Faculty Advisor: Prashant Kamat

Revealing the Role of Iodine Expulsion in Perovskite Solar Cells

Perovskite solar cells (PSCs) have emerged as one of the exciting candidates in solar energy conversion devices. The progress made regarding the cell architecture to achieve power conversion efficiency compatible with Si photovoltaics has drawn the attention towards commercialization. However, in recent years, the increase in efficiency has only been incremental, mostly achieved by decreasing cell area. Increasing the cell area without significant losses and with improved stability remains a challenge. To overcome this challenge, it is crucial to understand the processes that prevent achieving the desired long-term stability.

In the literature it has been shown that under photoirradiation iodine gets expelled from perovskites to non-polar solvents (like dichloromethane, toluene) due to hole accumulation and subsequent oxidation of iodide ions. Recently, it has been shown that iodine may get expelled to the organic hole transport layer in devices as well. This project will study the effect of iodine expulsion into one of the most commonly used organic hole transport layers in perovskite solar cell devices, spiro-MeOTAD. Specifically, I will induce iodine expulsion in fully operating perovskite solar cells by light soaking, and I will periodically evaluate the photovoltaic performance and probe the absorption changes on the same devices.

Research Objectives

The primary goal of this project is to elucidate the effect of iodine expulsion on the photoconversion efficiency of perovskite solar cells.

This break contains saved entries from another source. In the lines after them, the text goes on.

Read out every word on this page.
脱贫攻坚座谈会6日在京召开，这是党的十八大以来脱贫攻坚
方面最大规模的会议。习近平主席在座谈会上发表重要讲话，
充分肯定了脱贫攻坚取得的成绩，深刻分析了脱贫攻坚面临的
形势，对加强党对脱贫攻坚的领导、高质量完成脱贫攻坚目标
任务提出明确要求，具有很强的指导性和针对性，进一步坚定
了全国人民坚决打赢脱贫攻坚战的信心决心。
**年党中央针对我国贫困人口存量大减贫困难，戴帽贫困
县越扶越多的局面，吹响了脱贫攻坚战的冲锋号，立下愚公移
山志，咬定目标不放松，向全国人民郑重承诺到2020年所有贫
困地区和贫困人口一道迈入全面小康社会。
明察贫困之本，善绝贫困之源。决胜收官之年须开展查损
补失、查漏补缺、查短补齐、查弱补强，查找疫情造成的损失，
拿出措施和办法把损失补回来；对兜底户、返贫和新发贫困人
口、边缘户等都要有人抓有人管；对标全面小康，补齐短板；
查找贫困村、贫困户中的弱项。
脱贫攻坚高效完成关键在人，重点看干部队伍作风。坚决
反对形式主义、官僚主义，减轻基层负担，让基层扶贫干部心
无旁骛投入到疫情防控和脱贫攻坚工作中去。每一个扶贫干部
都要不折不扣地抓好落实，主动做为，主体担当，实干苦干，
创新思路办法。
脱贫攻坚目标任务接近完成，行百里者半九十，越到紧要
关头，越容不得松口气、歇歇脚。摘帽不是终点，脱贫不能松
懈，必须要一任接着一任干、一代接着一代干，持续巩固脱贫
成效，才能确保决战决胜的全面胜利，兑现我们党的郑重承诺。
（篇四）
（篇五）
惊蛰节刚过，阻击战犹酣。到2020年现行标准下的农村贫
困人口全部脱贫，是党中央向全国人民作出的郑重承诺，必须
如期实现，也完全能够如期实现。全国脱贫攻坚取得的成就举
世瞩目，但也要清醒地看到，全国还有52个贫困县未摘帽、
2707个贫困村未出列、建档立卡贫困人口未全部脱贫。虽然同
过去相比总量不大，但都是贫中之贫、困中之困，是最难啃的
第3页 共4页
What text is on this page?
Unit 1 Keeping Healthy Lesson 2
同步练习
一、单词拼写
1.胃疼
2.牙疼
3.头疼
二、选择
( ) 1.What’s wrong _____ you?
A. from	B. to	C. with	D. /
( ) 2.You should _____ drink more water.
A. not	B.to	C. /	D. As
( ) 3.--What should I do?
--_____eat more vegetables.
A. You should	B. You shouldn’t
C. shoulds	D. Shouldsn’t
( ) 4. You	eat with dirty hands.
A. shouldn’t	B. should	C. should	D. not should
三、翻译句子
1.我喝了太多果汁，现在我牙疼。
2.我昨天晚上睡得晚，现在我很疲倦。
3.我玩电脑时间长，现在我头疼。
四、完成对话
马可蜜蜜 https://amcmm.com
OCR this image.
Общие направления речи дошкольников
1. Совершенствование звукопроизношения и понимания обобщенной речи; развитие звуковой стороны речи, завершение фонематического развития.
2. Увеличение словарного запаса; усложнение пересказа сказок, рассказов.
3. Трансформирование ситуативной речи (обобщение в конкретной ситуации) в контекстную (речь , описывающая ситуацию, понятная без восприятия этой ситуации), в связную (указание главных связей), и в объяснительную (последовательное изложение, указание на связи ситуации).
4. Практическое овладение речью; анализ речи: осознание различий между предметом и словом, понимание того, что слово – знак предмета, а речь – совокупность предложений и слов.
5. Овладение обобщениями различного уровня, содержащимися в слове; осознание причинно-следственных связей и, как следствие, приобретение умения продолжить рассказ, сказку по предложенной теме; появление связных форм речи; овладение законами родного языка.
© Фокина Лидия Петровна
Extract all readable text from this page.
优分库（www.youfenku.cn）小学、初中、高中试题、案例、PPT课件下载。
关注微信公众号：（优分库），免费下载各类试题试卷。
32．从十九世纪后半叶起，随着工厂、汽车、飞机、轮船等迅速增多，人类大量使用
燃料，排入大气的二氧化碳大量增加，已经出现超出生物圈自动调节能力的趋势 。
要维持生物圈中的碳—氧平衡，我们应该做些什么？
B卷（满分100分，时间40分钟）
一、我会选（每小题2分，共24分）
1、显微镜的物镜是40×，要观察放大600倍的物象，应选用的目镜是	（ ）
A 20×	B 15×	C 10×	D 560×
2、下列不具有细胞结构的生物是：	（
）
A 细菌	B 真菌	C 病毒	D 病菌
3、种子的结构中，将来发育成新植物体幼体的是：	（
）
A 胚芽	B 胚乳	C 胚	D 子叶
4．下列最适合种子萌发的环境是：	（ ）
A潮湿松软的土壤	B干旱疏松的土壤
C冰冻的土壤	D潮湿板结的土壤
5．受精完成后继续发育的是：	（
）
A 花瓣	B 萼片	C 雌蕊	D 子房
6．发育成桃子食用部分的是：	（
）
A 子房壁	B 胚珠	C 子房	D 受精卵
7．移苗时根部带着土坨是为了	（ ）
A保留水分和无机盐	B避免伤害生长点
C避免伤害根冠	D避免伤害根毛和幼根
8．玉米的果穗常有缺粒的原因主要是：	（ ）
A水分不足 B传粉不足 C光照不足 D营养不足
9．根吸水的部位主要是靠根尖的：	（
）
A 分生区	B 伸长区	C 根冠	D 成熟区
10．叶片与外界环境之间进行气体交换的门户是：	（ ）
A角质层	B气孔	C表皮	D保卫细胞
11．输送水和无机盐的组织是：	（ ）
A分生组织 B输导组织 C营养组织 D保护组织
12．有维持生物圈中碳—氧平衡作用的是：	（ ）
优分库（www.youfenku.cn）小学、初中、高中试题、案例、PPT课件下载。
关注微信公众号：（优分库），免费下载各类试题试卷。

(1) The project will begin with fabricating methylammonium lead iodide and spiro-MeOTAD films with thicknesses used in solar cell devices. Spiro-MeOTAD films will be prepared with and without the addition of dopants. The films will be characterized by UV-Vis spectroscopy, X-ray diffraction (XRD), and scanning electron microscopy (SEM) to establish the properties of the pristine films.

(2) Next, the effect of light soaking will be studied by physically pairing the perovskite and hole-transport layers. This approach will allow me to see the changes in each film individually with the same techniques proposed in the first step. This I will be able to determine the effect of expulsion on spectral features, crystallographic changes and morphology changes on both the perovskite and hole transport layer.

(3) After establishing the effects mentioned above, I will fabricate perovskite solar cell devices using MAPbI3 and spiro-MeOTAD as the absorber and hole transport layer, respectively. He devices will be designed in a way that will allow me to probe the UV-Vis absorption changes while monitoring the changes in the photovoltaic performance. Given that, this part of the project will start with evaluating the solar cell performance and UV-Vis absorption before any light soaking. Next, solar cells will be continuously photoirradiated in inert conditions to exclude reactions due to moisture. The photovoltaic performance and UV-Vis absorption will be periodically probed to study the kinetics of the process.

(4) Finally, I will study the reversibility of iodine expulsion. It has been shown in the literature that organic transport layers – depending on their HOMO levels – return to their original oxidation state over time. I will study the reversibility of this process in the case of spiro-MeOTAD via applying heat or vacuum. The effect of this reversibility on the solar cells performance will also be studied.